The American labor movement was created by Samuel Gompers, a cigarmaker in New York, when he founded the American Federation of Labor (AFL). That was back in 1886, and it grew and finally merged with the CIO in 1955.

When I served as state senator for the 19th District. I was considered the most conservative Democrat ever to sit in the Senate. Yet, I had a perfect labor record, though I did occasionaly vote against a bad labor bill.

In 1968, when the labor unions tried to pass a bill that was over the edge, I was one of only seven legislators who supported it. A distinguished Republican senator rose after that bill and said, “Senator Stanley would vote for any labor bill. If it were proposed that all state employees receive $1,000 a week, never go to work, and their checks be delivered weekly by State Police, the Senator would vote for it.”

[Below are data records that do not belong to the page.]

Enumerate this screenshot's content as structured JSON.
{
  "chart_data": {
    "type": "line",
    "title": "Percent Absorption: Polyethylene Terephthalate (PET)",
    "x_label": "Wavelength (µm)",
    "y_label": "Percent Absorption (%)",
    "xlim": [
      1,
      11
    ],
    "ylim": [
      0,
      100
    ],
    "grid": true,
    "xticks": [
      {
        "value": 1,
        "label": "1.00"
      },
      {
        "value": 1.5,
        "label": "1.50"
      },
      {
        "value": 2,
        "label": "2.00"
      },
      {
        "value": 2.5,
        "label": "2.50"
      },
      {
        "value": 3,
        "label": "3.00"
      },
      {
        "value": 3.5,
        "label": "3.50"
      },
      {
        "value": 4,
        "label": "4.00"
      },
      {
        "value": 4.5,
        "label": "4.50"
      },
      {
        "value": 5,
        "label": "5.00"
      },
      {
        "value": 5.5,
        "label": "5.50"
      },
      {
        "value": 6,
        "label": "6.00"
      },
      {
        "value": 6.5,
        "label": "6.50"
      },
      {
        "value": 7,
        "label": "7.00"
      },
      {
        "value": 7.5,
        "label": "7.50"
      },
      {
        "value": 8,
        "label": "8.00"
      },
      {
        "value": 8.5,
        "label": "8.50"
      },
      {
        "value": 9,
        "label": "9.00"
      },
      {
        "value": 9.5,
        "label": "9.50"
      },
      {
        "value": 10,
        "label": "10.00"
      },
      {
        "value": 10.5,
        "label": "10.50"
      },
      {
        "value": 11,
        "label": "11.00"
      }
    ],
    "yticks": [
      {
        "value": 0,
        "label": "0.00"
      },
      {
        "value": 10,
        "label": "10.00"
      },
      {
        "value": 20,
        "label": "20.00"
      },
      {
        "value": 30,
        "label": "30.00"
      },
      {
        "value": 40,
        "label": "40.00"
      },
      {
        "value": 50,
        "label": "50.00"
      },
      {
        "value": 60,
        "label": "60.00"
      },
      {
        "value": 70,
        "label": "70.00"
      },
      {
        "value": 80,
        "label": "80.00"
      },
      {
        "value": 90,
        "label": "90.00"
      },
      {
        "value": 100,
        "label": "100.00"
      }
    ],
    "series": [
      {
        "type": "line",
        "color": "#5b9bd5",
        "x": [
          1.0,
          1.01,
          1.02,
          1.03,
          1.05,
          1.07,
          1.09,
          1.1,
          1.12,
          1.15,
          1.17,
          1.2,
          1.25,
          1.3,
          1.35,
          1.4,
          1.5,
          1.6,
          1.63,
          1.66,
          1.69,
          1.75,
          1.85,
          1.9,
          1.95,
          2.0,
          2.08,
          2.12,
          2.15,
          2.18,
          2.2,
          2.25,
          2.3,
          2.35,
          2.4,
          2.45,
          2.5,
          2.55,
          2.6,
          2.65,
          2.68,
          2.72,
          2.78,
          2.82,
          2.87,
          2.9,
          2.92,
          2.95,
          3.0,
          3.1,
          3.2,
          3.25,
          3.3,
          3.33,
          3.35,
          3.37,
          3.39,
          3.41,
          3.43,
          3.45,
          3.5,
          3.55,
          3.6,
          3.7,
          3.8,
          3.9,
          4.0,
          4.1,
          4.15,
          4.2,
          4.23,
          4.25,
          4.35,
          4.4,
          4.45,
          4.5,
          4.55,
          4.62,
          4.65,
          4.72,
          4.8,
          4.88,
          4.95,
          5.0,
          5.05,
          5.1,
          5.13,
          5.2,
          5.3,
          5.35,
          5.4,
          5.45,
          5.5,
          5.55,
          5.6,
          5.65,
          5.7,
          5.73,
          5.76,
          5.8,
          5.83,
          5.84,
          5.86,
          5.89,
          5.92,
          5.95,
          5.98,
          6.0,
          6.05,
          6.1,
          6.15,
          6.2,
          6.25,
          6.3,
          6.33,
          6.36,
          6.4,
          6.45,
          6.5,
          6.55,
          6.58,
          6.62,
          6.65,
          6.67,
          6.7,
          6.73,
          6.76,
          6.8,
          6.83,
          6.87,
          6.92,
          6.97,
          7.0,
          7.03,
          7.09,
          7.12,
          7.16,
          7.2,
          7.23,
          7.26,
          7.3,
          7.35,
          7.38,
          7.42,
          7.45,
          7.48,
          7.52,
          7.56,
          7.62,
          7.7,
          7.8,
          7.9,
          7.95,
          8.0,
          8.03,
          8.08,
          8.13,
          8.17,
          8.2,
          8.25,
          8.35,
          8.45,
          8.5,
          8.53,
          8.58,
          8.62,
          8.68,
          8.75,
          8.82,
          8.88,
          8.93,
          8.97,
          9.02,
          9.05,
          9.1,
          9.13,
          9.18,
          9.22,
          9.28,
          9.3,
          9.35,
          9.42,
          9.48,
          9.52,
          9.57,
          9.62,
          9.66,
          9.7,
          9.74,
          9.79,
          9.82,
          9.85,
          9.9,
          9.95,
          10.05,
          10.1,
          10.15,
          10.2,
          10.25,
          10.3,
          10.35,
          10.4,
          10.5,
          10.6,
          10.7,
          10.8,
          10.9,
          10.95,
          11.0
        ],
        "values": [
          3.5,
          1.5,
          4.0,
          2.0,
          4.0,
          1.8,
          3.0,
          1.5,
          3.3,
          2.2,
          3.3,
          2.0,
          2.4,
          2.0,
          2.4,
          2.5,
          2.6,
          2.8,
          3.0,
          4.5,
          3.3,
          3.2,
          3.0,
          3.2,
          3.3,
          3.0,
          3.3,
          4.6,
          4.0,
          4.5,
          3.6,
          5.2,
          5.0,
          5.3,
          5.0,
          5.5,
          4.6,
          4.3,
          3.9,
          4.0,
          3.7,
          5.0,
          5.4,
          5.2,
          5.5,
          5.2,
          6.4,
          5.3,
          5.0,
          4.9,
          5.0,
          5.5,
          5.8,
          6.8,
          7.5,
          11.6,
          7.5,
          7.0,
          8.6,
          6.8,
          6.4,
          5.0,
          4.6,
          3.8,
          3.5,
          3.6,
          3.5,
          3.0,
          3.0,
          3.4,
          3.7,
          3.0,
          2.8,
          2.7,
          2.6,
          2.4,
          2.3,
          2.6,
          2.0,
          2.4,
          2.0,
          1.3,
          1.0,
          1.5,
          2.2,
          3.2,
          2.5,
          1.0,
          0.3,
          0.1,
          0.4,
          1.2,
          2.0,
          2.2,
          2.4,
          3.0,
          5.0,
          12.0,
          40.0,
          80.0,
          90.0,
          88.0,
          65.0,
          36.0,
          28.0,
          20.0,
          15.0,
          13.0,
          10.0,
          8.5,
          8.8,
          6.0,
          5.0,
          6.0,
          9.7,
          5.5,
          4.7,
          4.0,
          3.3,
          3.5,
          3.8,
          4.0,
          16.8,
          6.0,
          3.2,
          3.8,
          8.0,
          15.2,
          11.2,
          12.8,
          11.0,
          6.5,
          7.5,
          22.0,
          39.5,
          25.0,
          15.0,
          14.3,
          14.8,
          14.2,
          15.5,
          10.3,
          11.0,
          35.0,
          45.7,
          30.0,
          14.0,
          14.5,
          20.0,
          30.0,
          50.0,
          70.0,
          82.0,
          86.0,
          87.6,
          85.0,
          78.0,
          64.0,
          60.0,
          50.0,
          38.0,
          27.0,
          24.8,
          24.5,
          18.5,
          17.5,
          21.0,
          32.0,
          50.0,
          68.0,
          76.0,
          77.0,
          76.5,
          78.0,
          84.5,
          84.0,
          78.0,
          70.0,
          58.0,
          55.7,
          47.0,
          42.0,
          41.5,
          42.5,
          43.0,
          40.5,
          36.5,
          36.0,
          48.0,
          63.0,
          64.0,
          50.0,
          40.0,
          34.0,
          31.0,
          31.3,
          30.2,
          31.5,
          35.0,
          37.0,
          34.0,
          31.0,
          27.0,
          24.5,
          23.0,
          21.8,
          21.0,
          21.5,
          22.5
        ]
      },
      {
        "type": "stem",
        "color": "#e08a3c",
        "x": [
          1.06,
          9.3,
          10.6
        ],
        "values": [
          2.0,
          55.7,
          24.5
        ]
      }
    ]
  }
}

In response, I said, “That sounds to me like a good bill, senator, but the Connecticut State Police are state employees.” He threw up his arms, and I said, “No matter what labor asks for, you, senator, would vote against it. All I do in the Connecticut Senate is cancel out your vote, and the rest of the Senate makes the decision.

Legislation Overload

There are times in life when we are so blind to reality that we judge labor by their extreme legislation and overlook their good.

Tomorrow we celebrate Labor Day. Or do we, rather, celebrate the end of summer or another day off? Labor Day, like so many holidays, has lost its meaning. The labor movement throughout America, and here in Connecticut, has done so much for the working man. Like freedom, good labor laws had to be fought for.

Today, many of the industries that serve us are represented by organized labor: our mailmen, policemen, firemen, school teachers, state and federal employees and the building trades; plumbers, electricians and carpenters. Many of today’s labor unions have overdone it and might be considered anit-labor by their unreasonable demands.

Labor Day is the day to celebrate the independence of the worker. Today, in world competition, labor is under attack again, competing with lower wages. Once upon a time, slave wages were paid also in America, but not today, thanks to organized labor.